I want to know whether there is an algorithm in GraKel can handle the situation above? I checked the example, but it only shows the graph with labeled node, I also tried to use WeisfeilerLehman algorithm, but it seems this algorithm won't take edge label into consideration :(

[giannisnik]

Hi @tiedaoxiaotubie ,

The NeighborhoodSubgraphPairwiseDistance kernel can take both node and edge labels into account. You can have a look at this example that uses this kernel: https://github.com/ysig/GraKeL/blob/master/tutorials/digit_classification/digit_classification.ipynb

Note that the node and edge labels need to be discrete. You mentioned that you use execution time as edge label. Does that mean that these labels are real-valued? If this is the case, the kernel would not be able to handle them. One easy workaround is to apply some binning approach and map these execution times to integers.

[tiedaoxiaotubie]

Thanks for your answer, that's quite helpful! But I still have 3 questions: 1) what's the different between label and attribute? it seems attribute must be a vector 2) In the link you sent to me, I noticed weisfeiler_lehman doesn't ignore the edge label, but depends on the base_kernel, does it means we can still use weisfeiler_lehman in our situation？ 3) how to transform NetworkX edge labeled graphs to GraKeL graphs? In example code, only shows the node labeled situation, I use the following instruction:

G = graph_from_networkx(cfg_all, node_labels_tag='label', edge_labels_tag='execute_counts')

am I right?

[giannisnik]

1. Labels are discrete and each label is independent from the others. On the other hand, attributes can be one-dimensional or multi-dimensional (i.e., vectors) and they are not independent from each other (for instance, 10.0 is more similar to 8.0 than to 1.0).
2. The Weisfeiler-Lehman framework expects node-labeled graphs and applies an iterative procedure that updates these node labels. As you mention, it can work on top of other kernels, however, it cannot be applied to graphs that do not contain node labels.
3. Yes, what you are doing is correct.

[tiedaoxiaotubie]

Neat! I just tried Weisfeiler-Lehman to calculate the similarity, I found no matter I label edge or not, the graph similarity are always same! That's weird.

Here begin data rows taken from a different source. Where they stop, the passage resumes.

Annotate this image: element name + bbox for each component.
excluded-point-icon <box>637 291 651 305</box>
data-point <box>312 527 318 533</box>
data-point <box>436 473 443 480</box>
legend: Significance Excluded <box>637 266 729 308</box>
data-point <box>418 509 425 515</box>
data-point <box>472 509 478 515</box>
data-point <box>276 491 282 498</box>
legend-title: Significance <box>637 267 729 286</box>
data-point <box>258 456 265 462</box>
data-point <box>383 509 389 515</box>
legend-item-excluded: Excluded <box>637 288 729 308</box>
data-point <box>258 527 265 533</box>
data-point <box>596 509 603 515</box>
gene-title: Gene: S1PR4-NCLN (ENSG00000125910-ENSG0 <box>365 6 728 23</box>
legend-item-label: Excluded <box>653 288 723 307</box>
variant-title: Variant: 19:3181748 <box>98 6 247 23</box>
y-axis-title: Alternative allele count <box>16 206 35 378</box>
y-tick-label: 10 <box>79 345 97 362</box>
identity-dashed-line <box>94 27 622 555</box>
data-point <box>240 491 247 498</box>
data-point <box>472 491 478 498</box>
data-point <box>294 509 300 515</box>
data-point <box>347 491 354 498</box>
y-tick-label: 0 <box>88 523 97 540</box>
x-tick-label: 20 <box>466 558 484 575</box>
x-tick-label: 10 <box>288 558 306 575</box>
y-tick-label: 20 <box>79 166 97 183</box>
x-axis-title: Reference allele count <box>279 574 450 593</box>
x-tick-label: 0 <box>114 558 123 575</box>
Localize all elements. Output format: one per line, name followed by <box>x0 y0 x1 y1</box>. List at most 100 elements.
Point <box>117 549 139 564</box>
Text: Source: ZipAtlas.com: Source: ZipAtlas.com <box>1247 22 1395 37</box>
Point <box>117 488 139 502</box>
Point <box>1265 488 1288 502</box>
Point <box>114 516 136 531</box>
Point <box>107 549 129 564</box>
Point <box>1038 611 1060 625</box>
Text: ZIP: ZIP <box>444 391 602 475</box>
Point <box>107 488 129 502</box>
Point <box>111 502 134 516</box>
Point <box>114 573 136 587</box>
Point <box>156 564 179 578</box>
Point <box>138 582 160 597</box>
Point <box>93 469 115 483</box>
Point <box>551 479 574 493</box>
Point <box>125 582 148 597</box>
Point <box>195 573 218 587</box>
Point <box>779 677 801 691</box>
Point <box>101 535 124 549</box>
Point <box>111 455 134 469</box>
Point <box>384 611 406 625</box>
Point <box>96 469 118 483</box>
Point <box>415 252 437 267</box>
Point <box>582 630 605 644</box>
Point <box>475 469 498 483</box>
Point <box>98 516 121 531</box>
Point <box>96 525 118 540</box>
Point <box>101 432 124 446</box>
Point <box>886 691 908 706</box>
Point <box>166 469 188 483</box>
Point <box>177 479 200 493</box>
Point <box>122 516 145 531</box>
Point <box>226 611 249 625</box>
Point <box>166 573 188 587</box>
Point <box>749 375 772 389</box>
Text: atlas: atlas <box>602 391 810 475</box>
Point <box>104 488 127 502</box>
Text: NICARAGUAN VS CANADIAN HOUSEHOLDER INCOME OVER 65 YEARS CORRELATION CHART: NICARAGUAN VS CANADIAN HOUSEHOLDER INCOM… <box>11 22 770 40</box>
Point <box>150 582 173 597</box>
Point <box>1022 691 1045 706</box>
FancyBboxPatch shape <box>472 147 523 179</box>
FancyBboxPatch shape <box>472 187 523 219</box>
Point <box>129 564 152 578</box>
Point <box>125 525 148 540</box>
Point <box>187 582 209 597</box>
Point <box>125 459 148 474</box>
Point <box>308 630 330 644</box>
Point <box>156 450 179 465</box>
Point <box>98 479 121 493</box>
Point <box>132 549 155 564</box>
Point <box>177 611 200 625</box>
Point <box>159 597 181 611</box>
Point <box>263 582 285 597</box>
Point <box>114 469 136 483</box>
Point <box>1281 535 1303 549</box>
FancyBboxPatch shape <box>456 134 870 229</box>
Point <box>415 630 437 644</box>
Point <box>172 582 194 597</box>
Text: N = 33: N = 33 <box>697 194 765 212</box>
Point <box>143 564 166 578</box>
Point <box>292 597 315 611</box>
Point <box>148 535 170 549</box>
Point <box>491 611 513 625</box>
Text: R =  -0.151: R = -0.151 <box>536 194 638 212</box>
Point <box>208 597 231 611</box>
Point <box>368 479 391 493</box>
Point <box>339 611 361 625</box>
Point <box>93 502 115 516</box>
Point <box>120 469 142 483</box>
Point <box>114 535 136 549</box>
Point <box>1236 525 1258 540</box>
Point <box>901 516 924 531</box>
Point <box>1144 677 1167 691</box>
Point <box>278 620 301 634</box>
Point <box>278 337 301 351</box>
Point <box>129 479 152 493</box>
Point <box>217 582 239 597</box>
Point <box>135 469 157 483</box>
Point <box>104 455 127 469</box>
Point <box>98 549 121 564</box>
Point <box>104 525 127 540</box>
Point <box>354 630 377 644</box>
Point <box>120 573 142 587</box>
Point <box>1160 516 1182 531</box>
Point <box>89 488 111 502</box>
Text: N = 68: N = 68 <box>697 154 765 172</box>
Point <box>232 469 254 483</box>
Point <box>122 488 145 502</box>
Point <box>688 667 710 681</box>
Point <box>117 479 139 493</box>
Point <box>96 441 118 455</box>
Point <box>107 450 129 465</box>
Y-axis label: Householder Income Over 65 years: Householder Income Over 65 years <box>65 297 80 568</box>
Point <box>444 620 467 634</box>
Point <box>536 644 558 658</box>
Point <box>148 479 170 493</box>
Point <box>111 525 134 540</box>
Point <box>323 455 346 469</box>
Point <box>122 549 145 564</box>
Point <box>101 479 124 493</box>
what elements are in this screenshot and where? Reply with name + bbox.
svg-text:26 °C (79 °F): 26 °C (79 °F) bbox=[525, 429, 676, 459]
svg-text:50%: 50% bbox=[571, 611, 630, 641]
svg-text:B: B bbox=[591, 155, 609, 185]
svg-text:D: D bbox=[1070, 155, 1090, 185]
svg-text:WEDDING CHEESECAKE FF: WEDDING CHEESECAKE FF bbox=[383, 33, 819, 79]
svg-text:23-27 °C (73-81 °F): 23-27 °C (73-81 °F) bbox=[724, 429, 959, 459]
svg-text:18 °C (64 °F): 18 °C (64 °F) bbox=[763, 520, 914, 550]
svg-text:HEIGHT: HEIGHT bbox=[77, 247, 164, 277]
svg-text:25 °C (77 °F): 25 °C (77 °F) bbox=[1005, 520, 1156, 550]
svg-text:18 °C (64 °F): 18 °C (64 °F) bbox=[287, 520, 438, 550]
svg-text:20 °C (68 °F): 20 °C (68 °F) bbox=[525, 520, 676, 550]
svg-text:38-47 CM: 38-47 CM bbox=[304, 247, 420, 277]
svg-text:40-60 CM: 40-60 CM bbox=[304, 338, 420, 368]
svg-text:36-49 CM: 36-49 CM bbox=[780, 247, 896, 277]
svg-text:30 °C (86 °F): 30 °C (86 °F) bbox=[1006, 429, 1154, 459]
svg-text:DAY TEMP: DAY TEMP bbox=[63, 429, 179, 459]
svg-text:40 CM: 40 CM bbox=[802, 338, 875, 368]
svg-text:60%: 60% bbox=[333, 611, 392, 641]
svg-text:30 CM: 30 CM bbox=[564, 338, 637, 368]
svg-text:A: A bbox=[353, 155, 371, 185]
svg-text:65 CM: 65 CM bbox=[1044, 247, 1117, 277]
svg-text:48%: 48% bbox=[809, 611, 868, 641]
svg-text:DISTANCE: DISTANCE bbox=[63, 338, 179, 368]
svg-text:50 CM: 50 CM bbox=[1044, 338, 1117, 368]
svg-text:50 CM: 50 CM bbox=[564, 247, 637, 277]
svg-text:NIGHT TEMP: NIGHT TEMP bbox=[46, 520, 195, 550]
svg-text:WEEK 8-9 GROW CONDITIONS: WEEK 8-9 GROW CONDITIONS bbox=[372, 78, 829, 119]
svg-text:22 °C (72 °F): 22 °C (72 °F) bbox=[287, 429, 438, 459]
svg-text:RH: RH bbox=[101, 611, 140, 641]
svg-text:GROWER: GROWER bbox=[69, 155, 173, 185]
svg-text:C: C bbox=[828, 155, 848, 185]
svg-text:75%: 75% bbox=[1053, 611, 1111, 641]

Besides, I though the the number of iterations in Weisfeiler-Lehman will affect the result monotonic, but when I add the iterations, the precision didn't rise, so the relationship between iterations number and graph similarity is not monotonic?

[giannisnik]

The kernel values are supposed to increase as the number of iterations increase (if not normalized). But it was not clear to me if you exactly meant that. Or do you mean the accuracy (or some other evaluation metric) on the test set of some dataset? Because these two are not related to each other.

[tiedaoxiaotubie]

Oh, I forgot to mention that, in fact the data are normalized when I used :

gk = WeisfeilerLehman(n_iter=1, base_graph_kernel=VertexHistogram, normalize=True)

suppose you have several graphs that are very same, after increasing the number of iterations, will the graph similar metrics become more and more high? for example, the graph similarity may be 70% when you iterate 4 times, if you increate the iterate number from 4 to 10, the graph similarity will always higher than 70%?

[17853535785]

Hello, I now have a question similar to yours: based on the use of Weisfeiler-Lehman to calculate the similarity of graph structure, I want to use it to calculate the similarity of graphs with weights (edges of the graph). I don't know if it can be implemented directly using GraKel, or can it be changed on this basis?

[giannisnik]

Hi @17853535785 ,

This has been discussed in a previous thread: https://github.com/ysig/GraKeL/issues/37

[giannisnik]

Dear @tiedaoxiaotubie

With regards to your last question, by increasing the number of iterations of the Weisfeiler-Lehman subtree kernel, it is not necessary that the normalized kernel values will keep increasing. Here is a counter-example: suppose we are given a graph G1 that corresponds to the path P5 (path consisting of 5 vertices) and a graph G2 that is the disjoint union of a the cycle C3 (triangle) and P2 (path consisting of 2 vertices). We annotate the vertices of both graphs with the same label (e.g., 1). After the first iteration of the Weisfeiler-Lehman subtree kernel, the label sets of the two graphs are identical, thus the normalized kernel value is equal to 1. At the end of the second interation, the label sets of the two graphs are not identical, thus the normalized kernel value will be smaller than 1.